Programming 1: Linear Regression (Predicting house prices) [Github][Report]

Session 2.

Introduction

Need to know how to get the algorithms and math to work in problems.
Best way to do building intelligent machines is to have some way for machines to lean things themselves.

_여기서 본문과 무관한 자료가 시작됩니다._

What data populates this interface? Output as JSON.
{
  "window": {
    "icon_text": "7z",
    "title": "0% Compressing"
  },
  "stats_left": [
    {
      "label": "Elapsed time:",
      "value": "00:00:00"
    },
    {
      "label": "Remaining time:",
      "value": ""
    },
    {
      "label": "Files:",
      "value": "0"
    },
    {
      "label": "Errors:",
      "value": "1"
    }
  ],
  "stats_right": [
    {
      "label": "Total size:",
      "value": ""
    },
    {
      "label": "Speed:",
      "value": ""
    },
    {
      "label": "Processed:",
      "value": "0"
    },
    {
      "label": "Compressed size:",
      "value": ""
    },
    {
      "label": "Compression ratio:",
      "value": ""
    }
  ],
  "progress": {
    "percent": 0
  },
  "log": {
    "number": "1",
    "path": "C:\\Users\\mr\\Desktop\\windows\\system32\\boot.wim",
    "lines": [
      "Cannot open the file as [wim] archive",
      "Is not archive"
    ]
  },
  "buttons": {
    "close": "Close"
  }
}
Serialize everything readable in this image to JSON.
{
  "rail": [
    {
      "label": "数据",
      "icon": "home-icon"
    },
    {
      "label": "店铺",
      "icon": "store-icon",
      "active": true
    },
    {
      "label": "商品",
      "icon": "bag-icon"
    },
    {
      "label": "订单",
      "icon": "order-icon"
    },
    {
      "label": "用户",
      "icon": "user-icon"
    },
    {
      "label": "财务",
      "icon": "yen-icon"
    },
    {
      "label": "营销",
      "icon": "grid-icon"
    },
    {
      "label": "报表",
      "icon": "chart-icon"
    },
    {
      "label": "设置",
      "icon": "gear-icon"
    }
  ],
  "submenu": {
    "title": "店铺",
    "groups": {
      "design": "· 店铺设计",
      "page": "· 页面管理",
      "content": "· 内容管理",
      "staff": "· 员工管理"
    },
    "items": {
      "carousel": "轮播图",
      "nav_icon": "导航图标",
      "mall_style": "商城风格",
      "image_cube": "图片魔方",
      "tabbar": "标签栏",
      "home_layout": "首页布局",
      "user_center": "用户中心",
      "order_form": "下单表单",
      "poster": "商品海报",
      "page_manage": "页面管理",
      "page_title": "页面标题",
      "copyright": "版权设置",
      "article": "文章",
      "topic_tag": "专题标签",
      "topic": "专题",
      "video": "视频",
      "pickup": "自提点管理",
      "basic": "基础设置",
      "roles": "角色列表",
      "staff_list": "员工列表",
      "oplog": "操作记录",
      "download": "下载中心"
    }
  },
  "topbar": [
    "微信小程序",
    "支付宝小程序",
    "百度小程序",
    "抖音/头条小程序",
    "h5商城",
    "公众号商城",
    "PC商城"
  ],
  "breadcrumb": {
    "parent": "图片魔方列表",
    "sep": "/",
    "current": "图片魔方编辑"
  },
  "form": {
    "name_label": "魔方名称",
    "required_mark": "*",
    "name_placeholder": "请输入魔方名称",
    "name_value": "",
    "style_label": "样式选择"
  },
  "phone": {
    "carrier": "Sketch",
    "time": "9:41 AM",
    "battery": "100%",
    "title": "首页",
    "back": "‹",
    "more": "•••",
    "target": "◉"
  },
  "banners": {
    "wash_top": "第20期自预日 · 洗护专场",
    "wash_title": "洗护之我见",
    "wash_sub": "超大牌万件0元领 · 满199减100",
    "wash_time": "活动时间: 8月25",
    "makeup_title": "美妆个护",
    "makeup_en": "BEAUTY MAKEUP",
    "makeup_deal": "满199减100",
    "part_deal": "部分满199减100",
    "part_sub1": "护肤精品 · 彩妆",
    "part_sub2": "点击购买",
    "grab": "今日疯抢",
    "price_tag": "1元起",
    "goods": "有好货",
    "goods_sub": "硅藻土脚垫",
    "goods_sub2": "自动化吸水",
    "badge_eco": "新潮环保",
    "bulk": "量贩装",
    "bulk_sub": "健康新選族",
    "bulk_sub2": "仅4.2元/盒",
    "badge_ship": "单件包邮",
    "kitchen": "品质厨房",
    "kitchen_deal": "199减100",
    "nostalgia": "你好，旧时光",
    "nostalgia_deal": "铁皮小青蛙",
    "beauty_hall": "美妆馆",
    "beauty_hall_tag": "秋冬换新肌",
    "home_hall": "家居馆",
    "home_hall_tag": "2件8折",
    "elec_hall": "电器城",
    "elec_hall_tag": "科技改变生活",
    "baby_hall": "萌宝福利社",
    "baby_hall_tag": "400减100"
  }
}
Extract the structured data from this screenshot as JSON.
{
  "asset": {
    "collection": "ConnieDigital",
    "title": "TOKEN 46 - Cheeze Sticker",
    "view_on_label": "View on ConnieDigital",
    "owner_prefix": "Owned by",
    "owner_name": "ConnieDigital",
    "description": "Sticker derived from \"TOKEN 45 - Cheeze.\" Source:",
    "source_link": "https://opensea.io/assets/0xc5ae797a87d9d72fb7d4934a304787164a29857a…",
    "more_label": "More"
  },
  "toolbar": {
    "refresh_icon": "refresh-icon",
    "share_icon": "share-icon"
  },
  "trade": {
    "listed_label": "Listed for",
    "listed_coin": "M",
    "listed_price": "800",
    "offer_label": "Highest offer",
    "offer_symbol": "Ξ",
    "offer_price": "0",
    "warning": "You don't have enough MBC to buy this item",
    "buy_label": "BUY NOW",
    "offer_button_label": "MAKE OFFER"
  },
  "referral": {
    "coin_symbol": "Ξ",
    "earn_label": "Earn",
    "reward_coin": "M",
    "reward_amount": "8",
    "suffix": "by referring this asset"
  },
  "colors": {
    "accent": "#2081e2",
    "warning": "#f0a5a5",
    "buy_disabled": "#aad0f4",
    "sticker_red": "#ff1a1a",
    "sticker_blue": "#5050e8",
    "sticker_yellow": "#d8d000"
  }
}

Machine Learning Definition

Tom Mitchell(1998)

"A computer program is said to learn from experience E with respect to some task T and some performance measure P, if its performance on T, as measured by P, improves with experience E."

Example : Spam Filter

"Spam filter program is said to learn from watching you label emails as spam or not spam with respect to classifying emails as spam or no spam and the number of emails correctly classified as spam/not spam, if its performance on T, as measured by P, improves with experience E."

Supervised Learning

Housing price prediction"

"Right answers" given.
Regression : Predict continuous valued output(price).
모든 영역에서 어떤 값들을 right answer로 결정할 것인가. Prediction과 Actual value의 차이. 즉, error가 가장 작아지도록 하는 값.
일차원 그래프이냐.. 이차원 그래프이냐..

Breast cancer (malignant, benign)

classification : discrete valued output( 0 or 1)
clump thickness, uniformity of cell size, uniformity of cell shape 등 다양한 feature들이 존재

*참고 Learning Algorithm은 prediction을 하기 위해 infinite한 feature를 사용하기도 한다. 수학적인 trick을 이용한 Support Vector Machine 알고리즘을 사용한다.

Unsupervised Learning

"No correct answers" (unlabeled data)
ex) clustering( k-means, hierarchical, mixture models ), hidden markov models, blind signal separation using feature extraction techniques for dimensionality reduction.
ex) recommended products : 제품 고유의 라벨이 없다고 생각하고 오로지 기록을 통한 고객의 성향을 기반한 clustering으로 비슷한 그룹끼리 묶는다.
ex) DNA microarray data : by using clustering, we can have a group of individuals on each measure expression of a gene. we can automatically generate structure.
ex) Organize computing clusters : Identify potential weak spots or distribute workload effectively.

Cocktail party problem

English + Spanish at the same time --- overlapping combination --- Cocktail party algorithm(SVD기반) ( speaker들과의 distance를 이용해서 grouping) --- Only English로 분리 가능.

Linear Regression

Univariate(one-feature) & Multivariate(multi-feature) linear regression
Hypothesis : h(x) = theta0*x0 + theta1*x1 + theta2*x2 ... ; ( theta0 : zero condition, theta1,theta2 ... : gradient(slope), 보통 convention하게 x0=1 )
Vectorization approach : H,X = matrix, theta = vector : H = X*theta;
Think of h(x) as a "y imitator" and hypothesis tries to convert the x into y.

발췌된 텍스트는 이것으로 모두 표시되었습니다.